Tuangou

More about how optimism depresses me: In Walker’s “Consumed” column in last Sunday’s NYT Magazine he profiled a young optimist who had eagerly begun “challenging consumerism by participating in it” and buying anti-branded products, as though anti-brands aren’t also brands themselves. (Just as so many major-label “indie” bands in the 1990s had “no image”.) According to Walker, such products as the anti-branded Blackspot shoe is meant to appeal to the “cynical” consumer — cynicism being the slur used to discredit anyone skeptical of the status quo or the mainstream. The accusation of cynicism shifts the blame away from structural flaws in society to the individual cynic for his discontent — he is discredited as a malcontent complainer and probably some sort of hypocrite. Walker is ultimately able to call his sample cynic consumer an optimist because he embraces consumerism largely in the individuated, atomizing form it currently takes (The practice often isolates us, alienates us from others seen as competitors, as we really on it to draw the outlines of our unique self, and it reinforces values of acquisitiveness and greed, etc, and suggests we can only buy our way into communities with the right goods.) The shoemakers say they hope “to establish a worldwide consumer cooperative and to reassert consumer sovereignty over capitalism,” which sounds pretty good, though I’m not sure how shifting brand allegiances necessarily achieves this. Yes, it’s better to consume products that have been made with less exploited labor and resource waste, but the underlying problem — self-definition through consumption — is merely strengthened. It may be that it can’t be reversed.

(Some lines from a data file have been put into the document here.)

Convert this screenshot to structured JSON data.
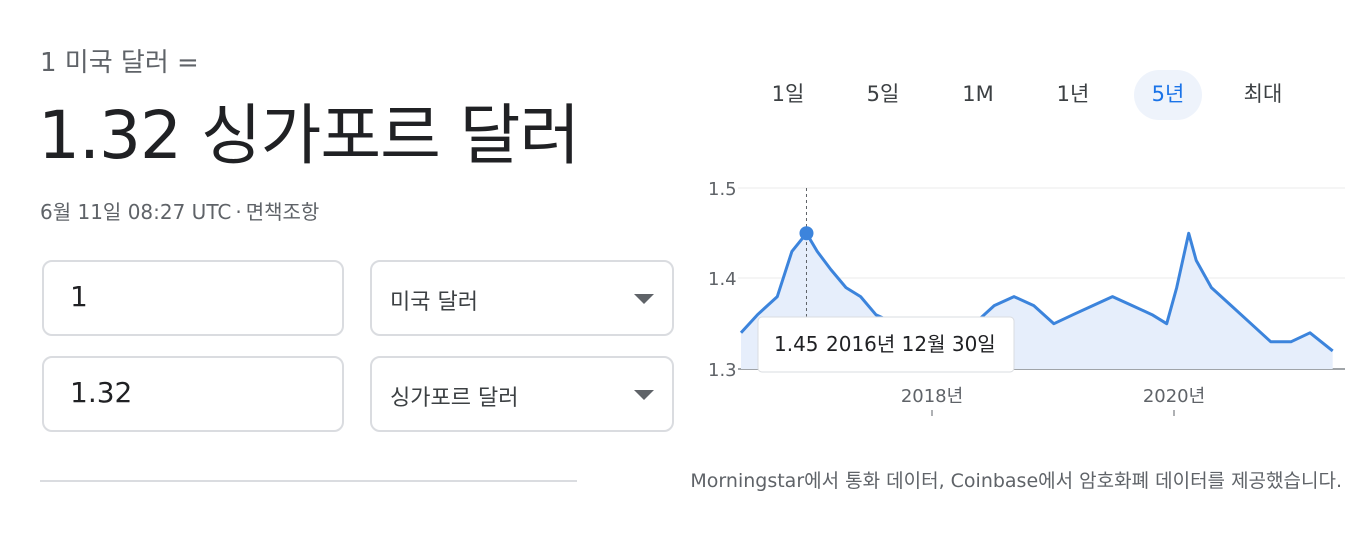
{
  "converter": {
    "base_line": "1 미국 달러 =",
    "result_line": "1.32 싱가포르 달러",
    "timestamp": "6월 11일 08:27 UTC",
    "separator": "·",
    "disclaimer": "면책조항",
    "from_amount": "1",
    "from_currency": "미국 달러",
    "to_amount": "1.32",
    "to_currency": "싱가포르 달러"
  },
  "range_tabs": [
    {
      "label": "1일",
      "active": false
    },
    {
      "label": "5일",
      "active": false
    },
    {
      "label": "1M",
      "active": false
    },
    {
      "label": "1년",
      "active": false
    },
    {
      "label": "5년",
      "active": true
    },
    {
      "label": "최대",
      "active": false
    }
  ],
  "tooltip": {
    "value": "1.45",
    "date": "2016년 12월 30일"
  },
  "credit": "Morningstar에서 통화 데이터, Coinbase에서 암호화폐 데이터를 제공했습니다.",
  "colors": {
    "accent": "#1a73e8",
    "line": "#3c84dc",
    "area": "#e6eefb",
    "text_muted": "#5f6368",
    "border": "#dadce0"
  },
  "chart_data": {
    "type": "area",
    "title": "",
    "xlabel": "",
    "ylabel": "",
    "y_ticks": [
      "1.5",
      "1.4",
      "1.3"
    ],
    "x_ticks": [
      "2018년",
      "2020년"
    ],
    "ylim": [
      1.3,
      1.5
    ],
    "grid": true,
    "highlight": {
      "date": "2016-12-30",
      "value": 1.45
    },
    "series": [
      {
        "x": [
          "2016-06-11",
          "2016-08-01",
          "2016-10-01",
          "2016-11-15",
          "2016-12-30",
          "2017-02-01",
          "2017-03-15",
          "2017-05-01",
          "2017-06-15",
          "2017-08-01",
          "2017-10-01",
          "2017-12-01",
          "2018-02-01",
          "2018-04-01",
          "2018-06-01",
          "2018-08-01",
          "2018-10-01",
          "2018-12-01",
          "2019-02-01",
          "2019-04-01",
          "2019-06-01",
          "2019-08-01",
          "2019-10-01",
          "2019-12-01",
          "2020-01-15",
          "2020-02-15",
          "2020-03-23",
          "2020-04-15",
          "2020-06-01",
          "2020-08-01",
          "2020-10-01",
          "2020-12-01",
          "2021-02-01",
          "2021-04-01",
          "2021-06-10"
        ],
        "y": [
          1.34,
          1.36,
          1.38,
          1.43,
          1.45,
          1.43,
          1.41,
          1.39,
          1.38,
          1.36,
          1.35,
          1.34,
          1.32,
          1.33,
          1.35,
          1.37,
          1.38,
          1.37,
          1.35,
          1.36,
          1.37,
          1.38,
          1.37,
          1.36,
          1.35,
          1.39,
          1.45,
          1.42,
          1.39,
          1.37,
          1.35,
          1.33,
          1.33,
          1.34,
          1.32
        ]
      }
    ]
  }
}
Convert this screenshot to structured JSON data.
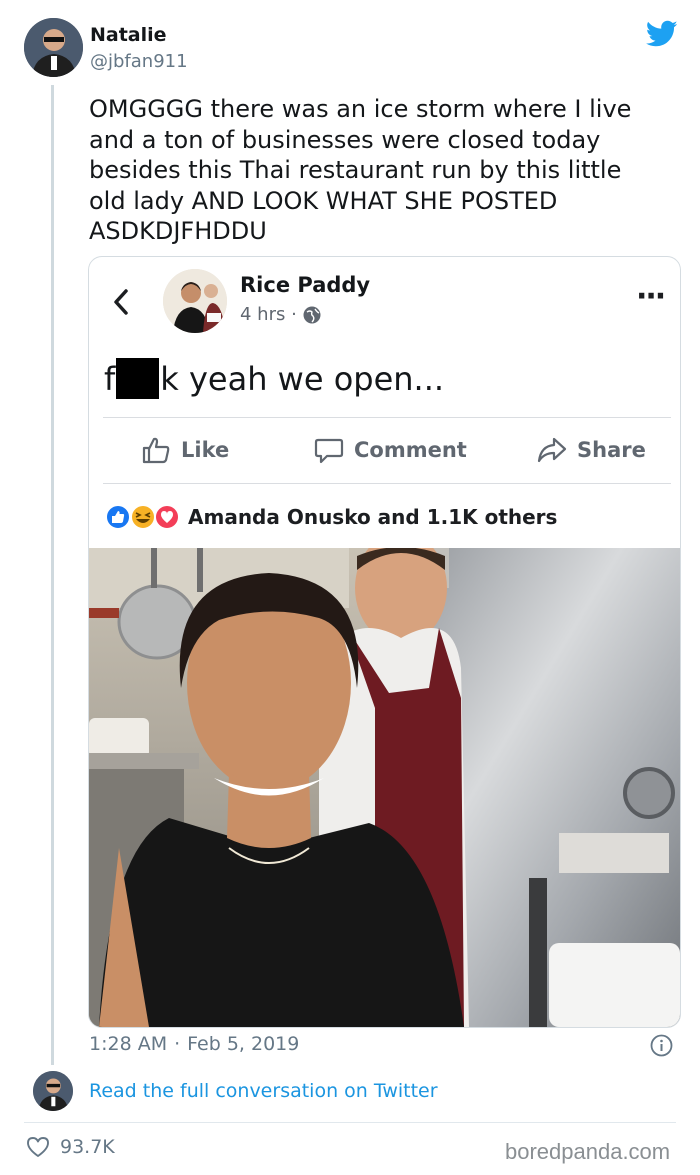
{
  "tweet": {
    "author_name": "Natalie",
    "author_handle": "@jbfan911",
    "text_lines": [
      "OMGGGG there was an ice storm where I live",
      "and a ton of businesses were closed today",
      "besides this Thai restaurant run by this little",
      "old lady AND LOOK WHAT SHE POSTED",
      "ASDKDJFHDDU"
    ],
    "time": "1:28 AM",
    "separator": "·",
    "date": "Feb 5, 2019",
    "read_more": "Read the full conversation on Twitter",
    "like_count": "93.7K",
    "brand_color": "#1da1f2"
  },
  "facebook_post": {
    "page_name": "Rice Paddy",
    "age": "4 hrs ·",
    "post_text_start": "f",
    "post_text_end": "k yeah we open...",
    "actions": {
      "like": "Like",
      "comment": "Comment",
      "share": "Share"
    },
    "reactions_text": "Amanda Onusko and 1.1K others",
    "more_icon": "···"
  },
  "watermark": "boredpanda.com"
}
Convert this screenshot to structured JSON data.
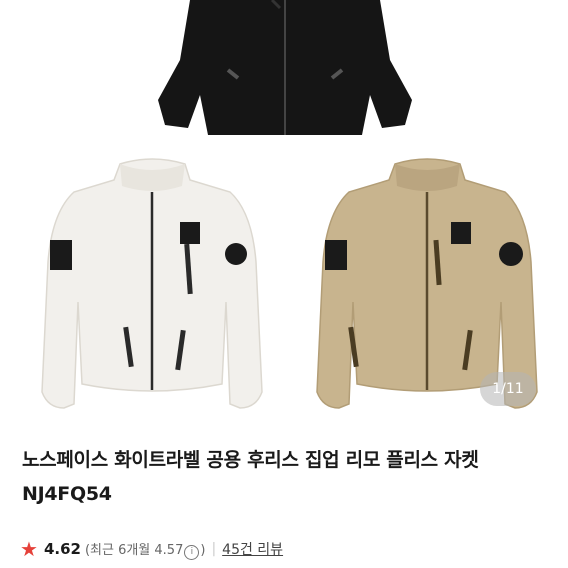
{
  "gallery": {
    "counter": "1/11",
    "colors": {
      "black": "#151515",
      "white": "#f2f0ec",
      "beige": "#c8b48e"
    }
  },
  "product": {
    "title_line1": "노스페이스 화이트라벨 공용 후리스 집업 리모 플리스 자켓",
    "title_line2": "NJ4FQ54"
  },
  "rating": {
    "score": "4.62",
    "recent_prefix": "(최근 6개월 4.57",
    "info_symbol": "i",
    "recent_suffix": ")",
    "separator": "|",
    "reviews": "45건 리뷰"
  }
}
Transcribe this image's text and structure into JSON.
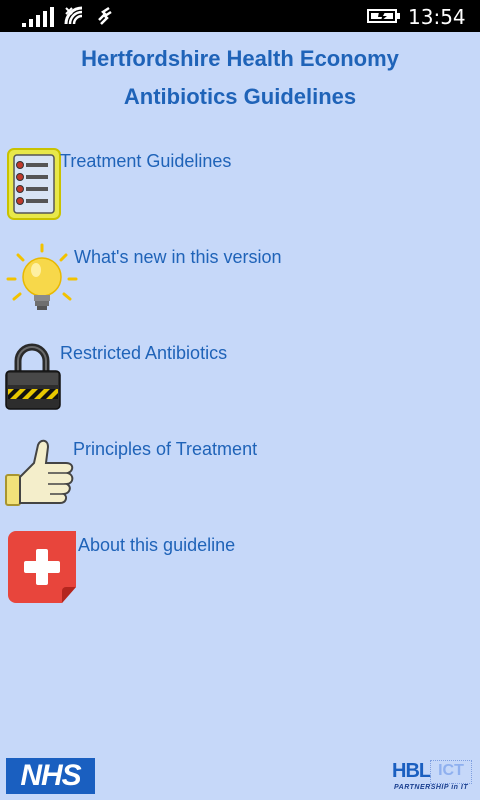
{
  "status_bar": {
    "time": "13:54",
    "icons": [
      "signal-icon",
      "wifi-icon",
      "data-sync-icon",
      "battery-charging-icon"
    ]
  },
  "header": {
    "title_line1": "Hertfordshire Health Economy",
    "title_line2": "Antibiotics Guidelines"
  },
  "menu": {
    "items": [
      {
        "label": "Treatment Guidelines",
        "icon": "checklist-icon"
      },
      {
        "label": "What's new in this version",
        "icon": "lightbulb-icon"
      },
      {
        "label": "Restricted Antibiotics",
        "icon": "padlock-icon"
      },
      {
        "label": "Principles of Treatment",
        "icon": "thumbs-up-icon"
      },
      {
        "label": "About this guideline",
        "icon": "first-aid-icon"
      }
    ]
  },
  "footer": {
    "nhs_logo_text": "NHS",
    "partner_logo_text": "HBL",
    "partner_logo_suffix": "ICT",
    "partner_tagline": "PARTNERSHIP in IT"
  },
  "colors": {
    "background": "#c6d8f9",
    "title_text": "#1f63b8",
    "link_text": "#1f63b8",
    "nhs_blue": "#1a5fc0",
    "status_bar": "#000000"
  }
}
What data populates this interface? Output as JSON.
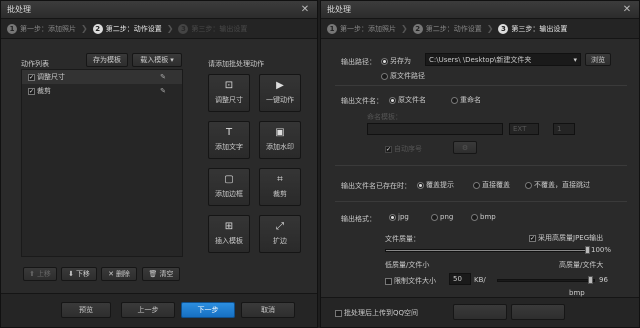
{
  "left": {
    "title": "批处理",
    "close": "✕",
    "steps": [
      {
        "num": "1",
        "label": "第一步：添加照片"
      },
      {
        "num": "2",
        "label": "第二步：动作设置"
      },
      {
        "num": "3",
        "label": "第三步：输出设置"
      }
    ],
    "action_list_title": "动作列表",
    "save_template": "存为模板",
    "load_template": "载入模板",
    "actions": [
      {
        "label": "调整尺寸",
        "checked": true
      },
      {
        "label": "裁剪",
        "checked": true
      }
    ],
    "list_buttons": {
      "up": "上移",
      "down": "下移",
      "delete": "删除",
      "clear": "清空"
    },
    "add_prompt": "请添加批处理动作",
    "tiles": [
      {
        "label": "调整尺寸",
        "icon": "resize-icon"
      },
      {
        "label": "一键动作",
        "icon": "play-icon"
      },
      {
        "label": "添加文字",
        "icon": "text-icon"
      },
      {
        "label": "添加水印",
        "icon": "watermark-icon"
      },
      {
        "label": "添加边框",
        "icon": "frame-icon"
      },
      {
        "label": "裁剪",
        "icon": "crop-icon"
      },
      {
        "label": "插入模板",
        "icon": "template-icon"
      },
      {
        "label": "扩边",
        "icon": "expand-icon"
      }
    ],
    "footer": {
      "preview": "预览",
      "prev": "上一步",
      "next": "下一步",
      "cancel": "取消"
    }
  },
  "right": {
    "title": "批处理",
    "close": "✕",
    "steps": [
      {
        "num": "1",
        "label": "第一步：添加照片"
      },
      {
        "num": "2",
        "label": "第二步：动作设置"
      },
      {
        "num": "3",
        "label": "第三步：输出设置"
      }
    ],
    "output_path_label": "输出路径：",
    "save_as": "另存为",
    "path_value": "C:\\Users\\       \\Desktop\\新建文件夹",
    "browse": "浏览",
    "original_path": "原文件路径",
    "filename_label": "输出文件名：",
    "original_name": "原文件名",
    "rename": "重命名",
    "template_label": "命名模板：",
    "ext_value": "EXT",
    "serial_value": "1",
    "serial_check": "自动序号",
    "exists_label": "输出文件名已存在时：",
    "exists_options": [
      "覆盖提示",
      "直接覆盖",
      "不覆盖，直接跳过"
    ],
    "format_label": "输出格式：",
    "formats": [
      "jpg",
      "png",
      "bmp"
    ],
    "quality_label": "文件质量：",
    "hq_jpeg": "采用高质量JPEG输出",
    "quality_value": "100%",
    "low_quality": "低质量/文件小",
    "high_quality": "高质量/文件大",
    "limit_size": "限制文件大小",
    "size_value": "50",
    "size_unit": "KB/",
    "resolution_value": "96",
    "resolution_unit": "bmp",
    "upload_check": "批处理后上传到QQ空间",
    "quality_fill": 1.0
  }
}
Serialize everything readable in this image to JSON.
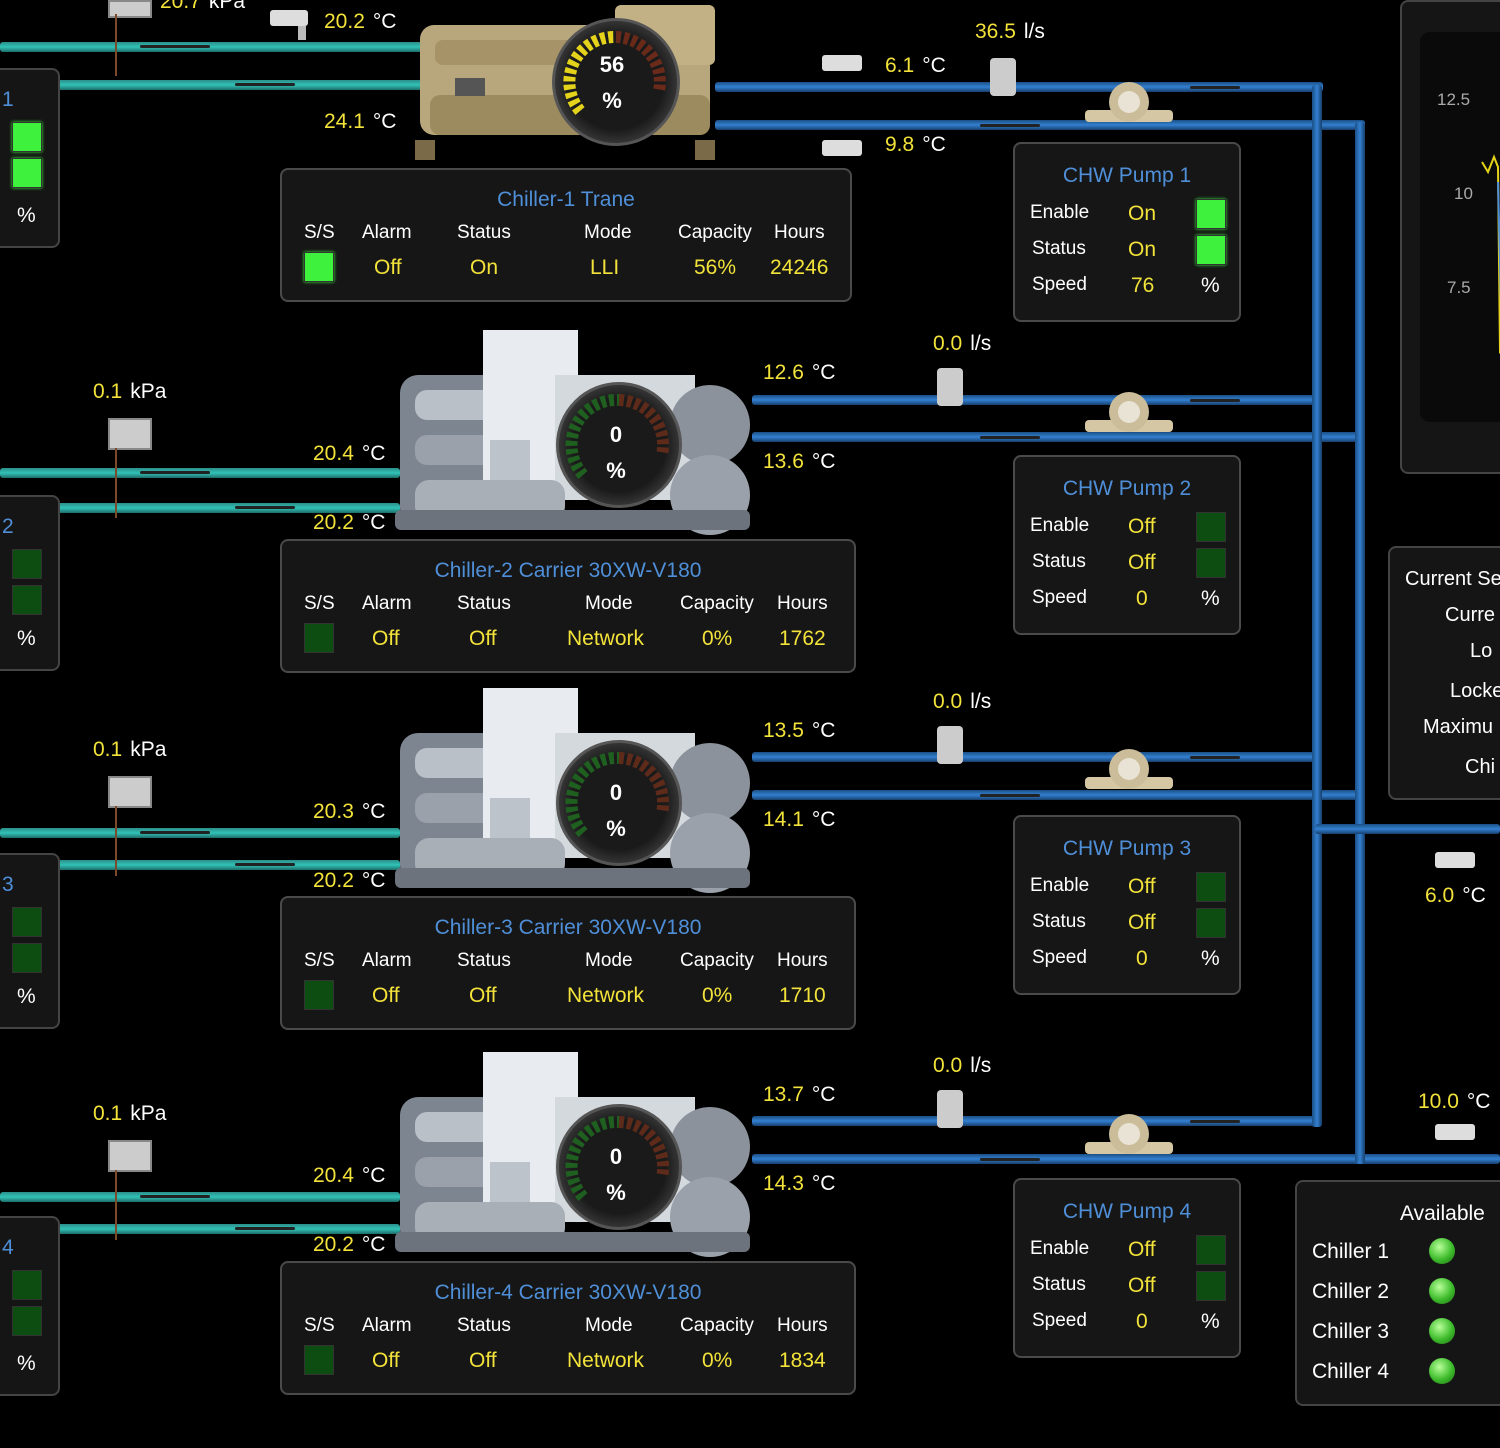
{
  "top": {
    "pressure": "20.7",
    "pressure_unit": "kPa",
    "temp_in": "20.2",
    "temp_out": "24.1",
    "unit_c": "°C",
    "flow": "36.5",
    "flow_unit": "l/s",
    "sup_temp": "6.1",
    "ret_temp": "9.8",
    "gauge_value": "56",
    "gauge_unit": "%"
  },
  "chillers": [
    {
      "title": "Chiller-1 Trane",
      "ss": "on",
      "alarm": "Off",
      "status": "On",
      "mode": "LLI",
      "capacity": "56%",
      "hours": "24246",
      "side_num": "1",
      "side_pct": "%"
    },
    {
      "title": "Chiller-2 Carrier 30XW-V180",
      "ss": "off",
      "alarm": "Off",
      "status": "Off",
      "mode": "Network",
      "capacity": "0%",
      "hours": "1762",
      "pressure": "0.1",
      "t_in": "20.4",
      "t_out": "20.2",
      "sup": "12.6",
      "ret": "13.6",
      "flow": "0.0",
      "gauge": "0",
      "side_num": "2",
      "side_pct": "%"
    },
    {
      "title": "Chiller-3 Carrier 30XW-V180",
      "ss": "off",
      "alarm": "Off",
      "status": "Off",
      "mode": "Network",
      "capacity": "0%",
      "hours": "1710",
      "pressure": "0.1",
      "t_in": "20.3",
      "t_out": "20.2",
      "sup": "13.5",
      "ret": "14.1",
      "flow": "0.0",
      "gauge": "0",
      "side_num": "3",
      "side_pct": "%"
    },
    {
      "title": "Chiller-4 Carrier 30XW-V180",
      "ss": "off",
      "alarm": "Off",
      "status": "Off",
      "mode": "Network",
      "capacity": "0%",
      "hours": "1834",
      "pressure": "0.1",
      "t_in": "20.4",
      "t_out": "20.2",
      "sup": "13.7",
      "ret": "14.3",
      "flow": "0.0",
      "gauge": "0",
      "side_num": "4",
      "side_pct": "%"
    }
  ],
  "headers": {
    "ss": "S/S",
    "alarm": "Alarm",
    "status": "Status",
    "mode": "Mode",
    "capacity": "Capacity",
    "hours": "Hours"
  },
  "pumps": [
    {
      "title": "CHW Pump 1",
      "enable": "On",
      "status": "On",
      "speed": "76",
      "pct": "%",
      "enable_led": "on",
      "status_led": "on"
    },
    {
      "title": "CHW Pump 2",
      "enable": "Off",
      "status": "Off",
      "speed": "0",
      "pct": "%",
      "enable_led": "off",
      "status_led": "off"
    },
    {
      "title": "CHW Pump 3",
      "enable": "Off",
      "status": "Off",
      "speed": "0",
      "pct": "%",
      "enable_led": "off",
      "status_led": "off"
    },
    {
      "title": "CHW Pump 4",
      "enable": "Off",
      "status": "Off",
      "speed": "0",
      "pct": "%",
      "enable_led": "off",
      "status_led": "off"
    }
  ],
  "pump_labels": {
    "enable": "Enable",
    "status": "Status",
    "speed": "Speed"
  },
  "trend": {
    "ticks": [
      "12.5",
      "10",
      "7.5"
    ]
  },
  "sequence_panel": {
    "lines": [
      "Current Se",
      "Curre",
      "Lo",
      "Locke",
      "Maximu",
      "Chi"
    ]
  },
  "right_temps": {
    "supply": "6.0",
    "return": "10.0",
    "unit": "°C"
  },
  "available": {
    "title": "Available",
    "items": [
      "Chiller 1",
      "Chiller 2",
      "Chiller 3",
      "Chiller 4"
    ]
  },
  "colors": {
    "teal": "#31c2b6",
    "blue": "#3380d1",
    "value_yellow": "#f2e23a",
    "title_blue": "#4f8fd8",
    "led_on": "#3df13d",
    "led_off": "#0d4d12"
  }
}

In China such patterns have not yet been firmly established, and the mores of consumerism are still in flux, the sorts of lives it will foster still open to adjustment. This article details a Chinese phenomenon called tuangou, or team buying. Consumers organize to meet over the internet and descend upon a retailer en masse ad demand better deals via their strengthened bargaining power. Bargaining itself has already been eradicated from most Western economies, where the fixed price is seen as a comfort and convenience rather than an arbitrary mark set to see how much of a sucker you are. Personally I would hate to have to haggle upon every purchase, but I sure as hell would be a lot more conscious of every purchase I was making and might decide to invest my energies elsewhere. In China, bargaining is still apparently the norm, and a group brings much more leverage to bear on any negotiation. This seems a much more direct way of reasserting consumer sovereignty over capitalism to me, far better than buying special products to display how skeptical you are.